There is a COST to all of this:
- Nationwide annual burnout-related turnover costs are $9 billion for nurses
- Nationwide annual burnout-related turnover estimates range from $2.6 billion to $6.3 billion for physicians.
What can a healthcare human resource leader do? With Right Management Great Lakes help, there are both interim and long-term solutions. We help you address issues, pragmatically and empathetically. Protection of the health and safety of all employees is paramount. A well-developed, and employee-friendly, plan that includes competitive wages, benefits, family leave, fair workload evaluations, ongoing paid training, and family-oriented policies is just the beginning.

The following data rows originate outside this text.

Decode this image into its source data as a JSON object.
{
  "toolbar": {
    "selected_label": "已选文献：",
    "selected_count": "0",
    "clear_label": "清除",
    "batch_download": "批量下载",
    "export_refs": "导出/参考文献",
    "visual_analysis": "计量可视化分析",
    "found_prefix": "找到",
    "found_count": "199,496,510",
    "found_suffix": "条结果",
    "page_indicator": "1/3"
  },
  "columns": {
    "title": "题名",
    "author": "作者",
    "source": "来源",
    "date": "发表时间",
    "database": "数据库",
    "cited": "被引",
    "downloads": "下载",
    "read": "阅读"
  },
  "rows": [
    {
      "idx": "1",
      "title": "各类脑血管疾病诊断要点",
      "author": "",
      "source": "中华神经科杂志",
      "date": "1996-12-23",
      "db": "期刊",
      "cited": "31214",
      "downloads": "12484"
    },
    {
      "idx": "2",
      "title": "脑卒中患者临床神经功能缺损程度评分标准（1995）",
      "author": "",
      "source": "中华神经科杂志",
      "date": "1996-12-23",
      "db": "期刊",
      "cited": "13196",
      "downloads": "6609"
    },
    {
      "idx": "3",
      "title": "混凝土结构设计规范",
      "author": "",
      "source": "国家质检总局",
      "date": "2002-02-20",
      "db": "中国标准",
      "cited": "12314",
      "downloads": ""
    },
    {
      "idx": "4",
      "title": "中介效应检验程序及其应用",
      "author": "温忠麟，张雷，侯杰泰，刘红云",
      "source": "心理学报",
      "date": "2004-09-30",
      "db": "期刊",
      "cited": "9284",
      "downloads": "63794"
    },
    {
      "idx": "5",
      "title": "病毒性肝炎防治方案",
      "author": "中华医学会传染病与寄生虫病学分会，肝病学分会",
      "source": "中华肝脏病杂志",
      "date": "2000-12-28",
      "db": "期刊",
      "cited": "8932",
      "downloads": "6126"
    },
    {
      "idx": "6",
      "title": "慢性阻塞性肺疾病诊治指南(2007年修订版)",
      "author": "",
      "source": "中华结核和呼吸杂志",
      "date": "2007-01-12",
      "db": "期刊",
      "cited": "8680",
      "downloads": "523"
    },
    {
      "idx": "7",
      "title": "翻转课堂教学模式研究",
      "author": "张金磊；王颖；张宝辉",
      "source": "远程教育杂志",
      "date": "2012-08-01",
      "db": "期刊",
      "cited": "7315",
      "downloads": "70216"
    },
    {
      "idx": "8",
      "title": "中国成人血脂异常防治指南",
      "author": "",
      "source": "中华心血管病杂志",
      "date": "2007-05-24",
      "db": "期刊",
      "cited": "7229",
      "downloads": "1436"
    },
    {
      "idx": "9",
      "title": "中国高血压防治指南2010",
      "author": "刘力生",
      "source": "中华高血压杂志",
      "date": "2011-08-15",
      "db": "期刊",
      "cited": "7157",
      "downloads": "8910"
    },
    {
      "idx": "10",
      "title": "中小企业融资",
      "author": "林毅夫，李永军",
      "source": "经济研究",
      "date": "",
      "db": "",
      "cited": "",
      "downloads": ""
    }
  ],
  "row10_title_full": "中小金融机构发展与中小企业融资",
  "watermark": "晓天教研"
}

Offering humane outplacement programs when needed, from Day 1, (particularly when reorganization is necessary) is key to becoming an employer of choice in a highly competitive marketplace. Ensuring adequate skilled staffing, through adept assessment and recruitment, as well as providing ample protective gear is vital. Investing in technology systems that lessen administrative paperwork and assist health workers to conserve time for one-to-one patient care is paramount. Prioritizing social connections, and community, as a core value of the health system’s mission-driven and well-communicated culture is also essential.
Ongoing leadership coaching, employee and leader assessments, disciplined workforce planning, including process-oriented onboarding and offboarding, can all aid HR leaders address the talent crises, assist leaders and employees to evolve, and develop healthy future plans.